Autrement dit, l'allocation réelle des fonds n'aura aucune incidence sur la charge comptable IAS 19. Il n'y aura donc, d'un point de vue comptable, que peu d'intérêt à rechercher davantage de performance. Évidemment, cette performance devra toujours être recherchée au niveau du financement du régime, par exemple pour réduire les cotisations lorsque le règlement le permet.

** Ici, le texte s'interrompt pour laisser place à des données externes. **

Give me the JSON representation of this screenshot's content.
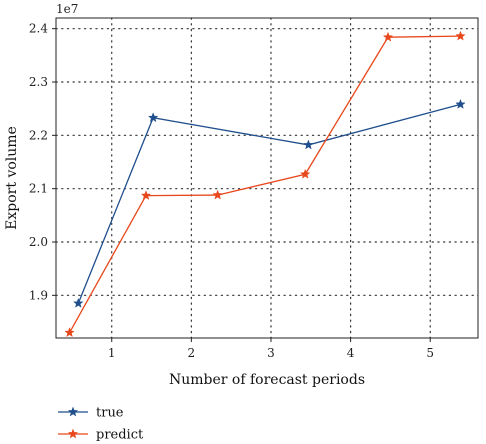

Bien que certaines entreprises aient clairement regretté cette modification annoncée, il semblerait qu'au global, les différents avis remontés à l'IASB ne s'y opposaient pas frontalement. Les acteurs ont ainsi probablement plus salué les progrès dans la lisibilité et la comparabilité des états comptables qu'ils n'ont déploré l'alourdissement de leur compte de résultat. S'agissant des régimes français, ces derniers étant souvent investis dans des fonds en Euro, les impacts devraient être relativement modérés. Il n'en ira probablement pas de même dans d'autres pays, et notamment dans le monde anglo-saxon.

1 Il est généralement admis que l'on parle ici des emprunts émis par des sociétés notées au moins AA.